Historically, assessments of damage and destruction to cultural heritage in zones of conflict and atrocities are carried out long after the fact. But thanks to the latest satellite imaging technology, it is now possible to monitor heritage at-risk in something close to real-time. Our innovative approach allows us to sound the alarm before it’s too late and work to deter bad actors by making our findings publicly visible and accessible. Through our website, reports, social media, scholarly publications, and presentations in public fora, we bring concerning impacts on cultural heritage to the attention of policy makers, journalists, legal experts, stakeholders, and researchers as they unfold.
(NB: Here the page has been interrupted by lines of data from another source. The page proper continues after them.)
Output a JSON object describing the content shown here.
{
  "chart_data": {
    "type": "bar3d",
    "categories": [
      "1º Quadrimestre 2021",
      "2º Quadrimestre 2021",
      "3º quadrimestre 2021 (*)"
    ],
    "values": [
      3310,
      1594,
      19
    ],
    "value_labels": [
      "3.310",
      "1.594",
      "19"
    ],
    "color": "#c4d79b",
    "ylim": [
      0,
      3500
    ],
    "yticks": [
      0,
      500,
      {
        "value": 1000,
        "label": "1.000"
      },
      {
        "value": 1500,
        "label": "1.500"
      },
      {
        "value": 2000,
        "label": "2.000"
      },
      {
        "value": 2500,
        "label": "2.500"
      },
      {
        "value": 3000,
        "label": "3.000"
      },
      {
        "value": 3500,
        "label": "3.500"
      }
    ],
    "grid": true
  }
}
We seek funding to support our efforts to monitor approximately 500 critically endangered Armenian cultural heritage sites in Azerbaijan using high-resolution satellite imagery. Your donation will allow us to “task” satellites to capture images of these sites multiple times a year and detect changes to their condition. Through regular surveillance, we seek to deter further cultural erasure in the Caucasus and develop a model for saving threatened heritage anywhere in the world.
Already, our research is shaping international cultural heritage law and diplomacy. Our findings have been used as evidence in a case currently before the International Court of Justice in the Hague, Armenia v. Azerbaijan. Partly on the basis of our research, in 2021 the World Court indicated a provisional measure ordering Azerbaijan to, "“[t]ake all necessary measures to prevent and punish acts of vandalism and desecration affecting Armenian cultural heritage….” This ongoing case can establish a new legal pathway for securing heritage preservation in Azerbaijan and around the globe. The monitoring work for which we are seeking funding will continue to provide evidence for this precedent-setting case, the first to recognize a link between cultural heritage destruction and racial discrimination.
Our findings have also informed discussions, hearings, and policy reports of the United Nations, the U.S. Department of State, the U.S. Commission on International Religious Freedom (USCIRF), the U.S. Foreign Relations Committee, and the European Parliament.
CHW’s work is establishing an entirely new field that we call "heritage forensics". As a result of our work, Cornell has already emerged as a key leader in the global effort to document attacks on cultural heritage and deter erasure and cultural genocide. Support for CHW's work will establish Cornell as the center of heritage forensics and catalyze new collaborations across the campus and beyond, from law and policy to archaeology and aerospace.